According to MAN, the report revealed that the 18.6% rate portends a gradual journey towards the peak inflation rate of 18.72% recorded in January 2017, which it said is a worrying acceleration in the inflation rate. inflation that should be stopped, especially as the socio-political and economic activities that trigger a surge in inflation are imminent.
The DG underscored the need to strategically position the oil and gas industry to take maximum advantage of future global supply disruptions that trigger a rise in the price of crude oil, adding that “it is appalling that a oil like Nigeria is at a disadvantage”. at a time when world oil prices are rising.
He called on the government to speed up the process to ensure sustainable local refining of petroleum products by reactivating those that are currently idle, to support the commissioning of the Dangote refinery and to issue licenses for new refineries.
This, he said, will clearly reduce the pressure on the foreign exchange reserve and reduce the economy’s vulnerability to the external supply shock that led to the energy crisis.
The MAN boss said it is important that the government strives to always meet the oil production quota set by OPEC, increase oil revenues and reduce the budget deficit which has aggravated inflation .
In addition, he said, the government should introduce pro-investment and security measures that will encourage the influx of private investment into the oil and gas industry to pave the way for rehabilitation. large-scale traditional refineries, develop the regulatory framework for the establishment of modular refineries.

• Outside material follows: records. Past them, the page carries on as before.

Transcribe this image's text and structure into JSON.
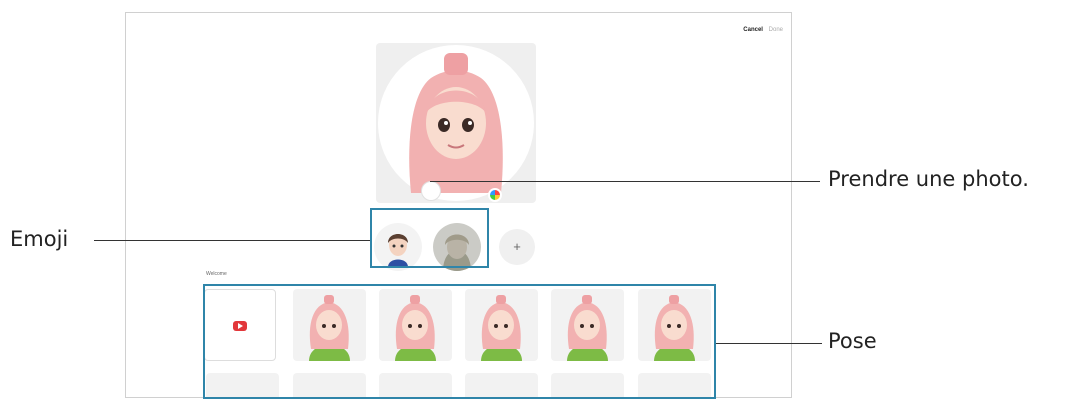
{
  "toolbar": {
    "cancel_label": "Cancel",
    "done_label": "Done"
  },
  "pose_section_label": "Welcome",
  "add_emoji_label": "+",
  "callouts": {
    "photo": "Prendre une photo.",
    "emoji": "Emoji",
    "pose": "Pose"
  },
  "colors": {
    "highlight_box": "#2f85a9",
    "record_icon": "#e2373b",
    "avatar_hair": "#f2b1b1",
    "avatar_top": "#7dbb45"
  },
  "icons": {
    "color_palette": "color-palette-icon",
    "shutter": "shutter-button-icon",
    "add": "plus-icon",
    "video": "play-icon"
  }
}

He added: “Amid rising oil prices, the budget authority has strategically reduced the Federation Accounts Allocation Committee (FAAC) payment in May by approximately 9.51%, representing a reduction of 62.4 billion naira, which ideally to some extent should have reduced inflationary pressure.
“However, the CBN’s expansionary policy, which influenced broad money growth by 25.51% over the past twelve months, fueled inflation.”
He said that Nigeria remains a highly import-dependent economy, as such the pass-through effect of the exchange rate continues to aggravate inflation, with the national currency depreciating by more than 22% over the past twelve last months.
“At present, the exchange rate premium has widened further by 194, with the naira trading at around 610 naira/$ and 415.83 naira respectively in the parallel and official markets,” he said. declared.